HASTINGS.- Hastings Contemporary
opened the first major UK retrospective of work by British artist Victor Willing (1928-1988) since his death, charting each decade of his tumultuous life and career from his time at the Slade, his life in Portugal, and back to London and his untimely death from multiple sclerosis.
As part of Hastings Contemporarys ambitious and expanded programme, the exhibition features key loans from Tate, Pallant House Gallery, Arts Council Collection, Gracefield Arts Centre and private collections, bringing the best of Victor Willings works to the South Coast. The exhibition offers visitors a chance to encounter the work of this ground-breaking artist, whose determined, large-scale paintings illustrate phases of domestic life with his wife and fellow artist, Paula Rego (b.1935) and their family, as well as darker periods of emotional difficulty.

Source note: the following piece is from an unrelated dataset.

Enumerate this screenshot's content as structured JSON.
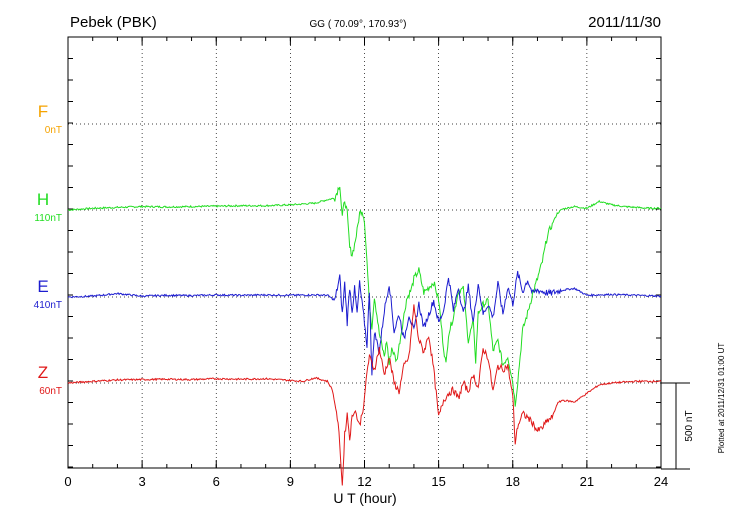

Victor Willing: Visions brings to life Willings varied artistic output from training in the late 1940s and early 1950s, his life in Portugal with his young family through the 1960s, and their return to London in the mid-1970s through to late 1980s. The exhibition premieres a new short film of Victor Willings life and career by his son and celebrated filmmaker, Nick Willing following on from his BBC Two documentary Paula Rego: Secrets and Stories alongside unseen material from the family archives.
Liz Gilmore, Director, Hastings Contemporary comments: This hugely important exhibition, commanding almost the entire gallery space puts Victor Willing back into the public spotlight. Willing is an artist who has and continues to inspire generations of artists. This ground-breaking show draws work from collections across Europe and reflects the new ambitious programming of Hastings Contemporary.
Marked out as a star pupil at the Slade School of Fine Art, the school had a profound influence on his professional and personal life it was here that he met Paula Rego and worked alongside the celebrated Slade Director, William Coldstream (1908-1987) and his fellow students and friends Euan Uglow (1932-2000), Michael Andrews (1928-1995), Craigie Aitchison (1926-2009) and Peter Snow (1927-2008). Victor Willing: Visions explores the relationships between Willing and his contemporaries, with key loans of works by Elisabeth Frink (1930-1993), Paula Rego and Michael Andrews, including Michael Andrew's The Deer Park, 1962, from Tate, Paula Rego's intimate portrait of Victor Willing Vic - Study for the Family, 1988 and an unseen work from Regos personal collection, Descent from the Cross, 2002, inspired by Willings MS and death and originally intended to be part of Regos series for the chapel Our Lady of Belém for the President of Portugal.
During his time at the Slade, Willing came to know artist Francis Bacon and the renowned art critic David Sylvester who described him as a sort of spokesman for his generation. While still a student Willings work was included in two exhibitions at the Institute of Contemporary Art, and he had his first solo show at the prestigious Hanover Gallery just one year after graduating. Victor Willing: Visions includes key works from 1952 - 1957, representing paintings from the time Willing left the Slade until his move to Ericeira, Portugal, including Standing Nude, c.1952-3 from Tate, Standing Nude, 1955 and Winter Machine, 1956 from the Arts Council Collection.
In 1957, Willing moved to Ericeira, Portugal to be with Paula Rego and their family where they remained until the Carnation Revolution in 1974. During these years, as their family grew, Willings work underwent a profound change and the exhibition features key works produced in this period between 1957 and 1974. The exhibition features a powerful series of nudes from this era of his wife and muse, including Blue Nude (Diptych), 1958.
Following the political revolution and economic crisis in Portugal in 1974 the family returned to London, and Willing created work with a renewed urgency until his untimely death in 1988. The exhibition features works from Willings residency at Kettles Yard, Cambridge and the Whitechapel Gallery exhibition in 1987 curated by Sir Nicholas Serota. Writing about Willings work, Sir Nicholas Serota has stated: 'In a bright generation Victor Willing burned brighter than most and his paintings continue to demonstrate that this was no shooting star but rather a fiery comet which would eventually guide us all'.
A new publication on Victor Willing featuring an introduction by early champion of Victor Willing, Sir Nicholas Serota, an essay by John McEwen and texts by Victor Willing has been published to accompany the exhibition.